Even if technical barriers were cleared, a second set of constraints would come into play. If AI models reach genuine expert-level performance across broad clinical domains, the employment implications would be profound, and would likely generate significant regulatory and political pressure. Several US states have already passed laws governing AI use by health insurers [8]. Medical malpractice liability for AI-driven decisions remains legally unresolved: Who bears responsibility when a model makes a harmful recommendation? Insurance costs for AI services in high-stakes settings could substantially erode any economic advantage. Taken together, the realistic short-term trajectory is continued expansion of AI as a digital health support layer for tasks like handling documentation, coding, triage and imaging analysis, while autonomous clinical decision-making remains the preserve of licensed physicians, backed by the accountability structures that medicine has developed over centuries.

6. Clinicians with AI readiness will lead
The most likely short-to-mid-term scenario is not a sudden handover of clinical responsibility to AI systems, but an acceleration of the current trend where physician-led AI takes over well-defined, high-volume tasks while physicians themselves retain ownership of judgment-intensive, relationship-dependent care. Clinical skills like history-taking, physical examination, patient communication and contextual reasoning will become comparatively more valuable as medical AI absorbs the rote and the routine. The physicians best positioned to thrive in this environment will be those who can not only use AI tools, but also critically analyze and understand their performance metrics, identify failure modes, and support their appropriate and safe integration into practice. The technology will keep advancing, so understanding it is no longer optional, but a requirement.
Key References
1 Eisemann N et al. “Nationwide real-world implementation of AI for cancer detection in population-based mammography screening.” Nature Medicine (2025). doi:10.1038/s41591-024-03408-6
2 Lee et al. “Artificial intelligence for breast cancer screening in mammography (AI-STREAM).” Nature Communications (2025). doi:10.1038/s41467-025-57469-3
3 Seker ME et al. “Evaluating the performance of AI and radiologists accuracy in breast cancer detection across breast densities.” ScienceDirect (2025). doi:10.1016/S3050577125000118
4 Mello MM & Rose S. “Denial — artificial intelligence tools and health insurance coverage decisions.” JAMA Health Forum 5:e240622 (2024).

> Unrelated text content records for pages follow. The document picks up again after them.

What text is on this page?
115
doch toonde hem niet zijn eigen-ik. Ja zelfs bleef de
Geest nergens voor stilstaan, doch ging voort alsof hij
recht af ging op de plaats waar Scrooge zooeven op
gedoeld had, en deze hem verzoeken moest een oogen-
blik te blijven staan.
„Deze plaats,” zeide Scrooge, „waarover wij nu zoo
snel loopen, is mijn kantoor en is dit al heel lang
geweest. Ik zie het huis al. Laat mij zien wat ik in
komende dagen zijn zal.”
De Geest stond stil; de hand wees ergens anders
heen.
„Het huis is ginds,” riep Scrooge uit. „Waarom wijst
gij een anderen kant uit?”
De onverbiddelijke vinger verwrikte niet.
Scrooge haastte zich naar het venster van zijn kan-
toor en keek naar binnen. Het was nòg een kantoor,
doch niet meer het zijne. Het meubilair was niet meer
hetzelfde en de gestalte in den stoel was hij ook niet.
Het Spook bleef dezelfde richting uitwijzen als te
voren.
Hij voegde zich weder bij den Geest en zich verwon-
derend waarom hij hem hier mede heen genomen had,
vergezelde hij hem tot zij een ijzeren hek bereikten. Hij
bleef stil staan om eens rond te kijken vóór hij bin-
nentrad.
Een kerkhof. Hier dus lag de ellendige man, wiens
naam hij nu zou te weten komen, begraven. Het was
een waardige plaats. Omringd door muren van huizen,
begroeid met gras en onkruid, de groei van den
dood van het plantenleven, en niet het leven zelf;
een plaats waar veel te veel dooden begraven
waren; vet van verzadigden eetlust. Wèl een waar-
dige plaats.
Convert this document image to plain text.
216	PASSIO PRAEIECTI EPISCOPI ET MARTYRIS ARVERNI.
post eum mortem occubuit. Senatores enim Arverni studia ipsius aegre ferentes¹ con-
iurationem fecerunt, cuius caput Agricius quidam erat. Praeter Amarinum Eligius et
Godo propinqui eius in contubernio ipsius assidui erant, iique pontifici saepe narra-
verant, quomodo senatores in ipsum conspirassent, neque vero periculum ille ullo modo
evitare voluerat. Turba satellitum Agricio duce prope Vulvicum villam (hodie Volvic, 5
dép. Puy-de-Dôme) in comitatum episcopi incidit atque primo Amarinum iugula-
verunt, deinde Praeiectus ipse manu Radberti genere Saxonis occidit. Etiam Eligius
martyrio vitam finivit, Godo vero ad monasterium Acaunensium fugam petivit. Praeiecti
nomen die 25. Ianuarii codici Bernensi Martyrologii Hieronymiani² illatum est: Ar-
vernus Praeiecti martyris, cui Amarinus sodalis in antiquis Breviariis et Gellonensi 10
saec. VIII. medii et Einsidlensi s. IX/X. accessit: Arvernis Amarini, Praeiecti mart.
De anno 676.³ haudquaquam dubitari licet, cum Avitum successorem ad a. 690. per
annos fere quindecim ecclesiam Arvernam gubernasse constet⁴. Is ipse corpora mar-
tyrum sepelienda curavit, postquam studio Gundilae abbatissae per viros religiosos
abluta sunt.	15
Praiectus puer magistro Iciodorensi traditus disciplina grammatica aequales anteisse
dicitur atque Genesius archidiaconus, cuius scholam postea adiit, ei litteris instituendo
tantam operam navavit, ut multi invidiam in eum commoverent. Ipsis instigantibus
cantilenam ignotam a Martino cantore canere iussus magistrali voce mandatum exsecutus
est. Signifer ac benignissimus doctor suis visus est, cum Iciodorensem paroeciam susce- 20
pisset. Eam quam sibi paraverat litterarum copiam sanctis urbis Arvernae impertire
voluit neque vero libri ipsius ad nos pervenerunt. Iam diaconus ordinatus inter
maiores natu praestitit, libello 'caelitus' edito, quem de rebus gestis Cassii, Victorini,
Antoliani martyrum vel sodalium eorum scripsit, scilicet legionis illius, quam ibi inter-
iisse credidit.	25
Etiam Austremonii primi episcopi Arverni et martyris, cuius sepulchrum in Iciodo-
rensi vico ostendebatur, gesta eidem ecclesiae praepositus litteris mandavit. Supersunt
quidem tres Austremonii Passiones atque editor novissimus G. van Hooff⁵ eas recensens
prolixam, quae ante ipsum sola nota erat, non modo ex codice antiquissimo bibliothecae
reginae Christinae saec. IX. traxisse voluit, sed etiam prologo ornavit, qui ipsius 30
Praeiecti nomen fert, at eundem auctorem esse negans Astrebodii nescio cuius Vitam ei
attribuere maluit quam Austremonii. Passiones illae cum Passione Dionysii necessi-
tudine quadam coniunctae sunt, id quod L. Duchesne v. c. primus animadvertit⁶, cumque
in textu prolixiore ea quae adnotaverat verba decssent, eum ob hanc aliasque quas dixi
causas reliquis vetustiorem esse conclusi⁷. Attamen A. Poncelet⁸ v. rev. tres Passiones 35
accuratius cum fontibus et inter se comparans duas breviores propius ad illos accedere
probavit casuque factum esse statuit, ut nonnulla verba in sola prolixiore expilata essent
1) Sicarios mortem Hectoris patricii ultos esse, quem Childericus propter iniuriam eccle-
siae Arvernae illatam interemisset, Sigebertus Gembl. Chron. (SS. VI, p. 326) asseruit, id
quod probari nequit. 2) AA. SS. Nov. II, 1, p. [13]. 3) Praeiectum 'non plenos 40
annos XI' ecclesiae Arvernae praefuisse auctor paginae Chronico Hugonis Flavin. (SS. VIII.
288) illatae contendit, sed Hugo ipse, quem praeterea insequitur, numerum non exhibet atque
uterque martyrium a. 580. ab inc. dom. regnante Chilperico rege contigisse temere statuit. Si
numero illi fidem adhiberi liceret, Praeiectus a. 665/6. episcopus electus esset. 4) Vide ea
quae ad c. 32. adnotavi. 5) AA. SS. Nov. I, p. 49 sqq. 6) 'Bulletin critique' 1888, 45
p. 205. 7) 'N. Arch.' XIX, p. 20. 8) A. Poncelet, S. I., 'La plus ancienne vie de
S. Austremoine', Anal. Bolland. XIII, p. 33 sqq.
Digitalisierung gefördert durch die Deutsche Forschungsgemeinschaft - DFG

5 Medical Economics. “2025 state of claims: when AI tools work best.” April 2025.
6 Mihalache A et al. “ChatGPT-4: an assessment in the United States Medical Licensing Examination.” Medical Teacher 46(3):366–372 (2024). doi:10.1080/0142159X.2023.2249588
7 Scientific Reports. “Assessing ChatGPT 4.0’s Capabilities in the UK Medical Licensing Examination (UKMLA).” Scientific Reports (2025). doi:10.1038/s41598-025-97327-2
8 Stateline. “Patients deploy bots to battle health insurers that deny care.” November 2025.